This is the full, uncut copy I submitted to the Mercury News. The published piece (In neutrality debate, carriers get blamed for Net’s weaknesses) has moved to the Merc’s archives, where you have to pay to retrieve it.
The Circus is Coming
The circus is coming to Palo Alto. The FCC’s network neutrality circus that is, the dramatic battle between two conflicting views of the Internet. In this tussle, the lovely but fanciful notion of a semi-divine and nearly perfect engine of democracy and community sets itself against the reality that today’s Internet is a warty gadget that lives on the edge of collapse in the best of times.
The FCC is investigating a group of complaints from the consumer protection lobby and a local startup, Vuze, Inc., against Silicon Valley’s cable company, Comcast. The complaints allege seven different kinds of villainy and seek enormous fines. The Commission has already held one public hearing, sponsored by the Berkman Center for Internet and Society at the Harvard Law School, and holds the follow-up at Berkman Center alumnus Larry Lessig’s Stanford Center for Internet and Society.
Little good came from the Berkman hearing. Both panels were dominated by legal scholars, academics, and business interests dead set on securing free rides. Vuze was given its own time and the special privilege of a multi-media presentation, while ordinary witnesses encountered resistance from the Commission in simply showing Power Point slides, let alone short video clips (such as the Web Hog commercial from 2000, that I wanted to show.)

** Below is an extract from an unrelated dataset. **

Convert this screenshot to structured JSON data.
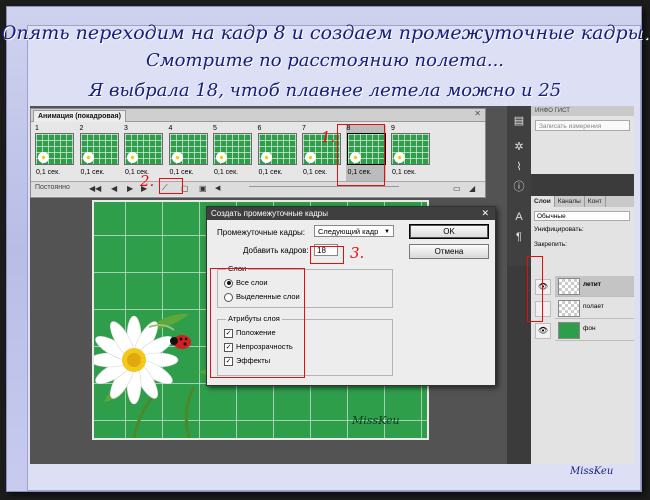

Chairman Martin made no secret of his sympathies. He badgered Comcast’s solitary witness after fairly swooning over Vuze and failed to display the slightest insight into the management challenges faced by broadband carriers. The Internet was designed for the polite society of network engineering professors and their graduate students, not our rough-and-tumble world of viruses, e-mail scams, and copyright theft, and it shows. Peer-to-peer applications, such as the open source version of BitTorrent used by Vuze, are designed to consume a disproportionate share of network bandwidth, and carriers have to limit this appetite to provide good service to mainstream users. Japan has learned that adding more capacity to the network doesn’t alleviate this problem: peer-to-peer consumes the largest share of the pipe, no matter how big it is.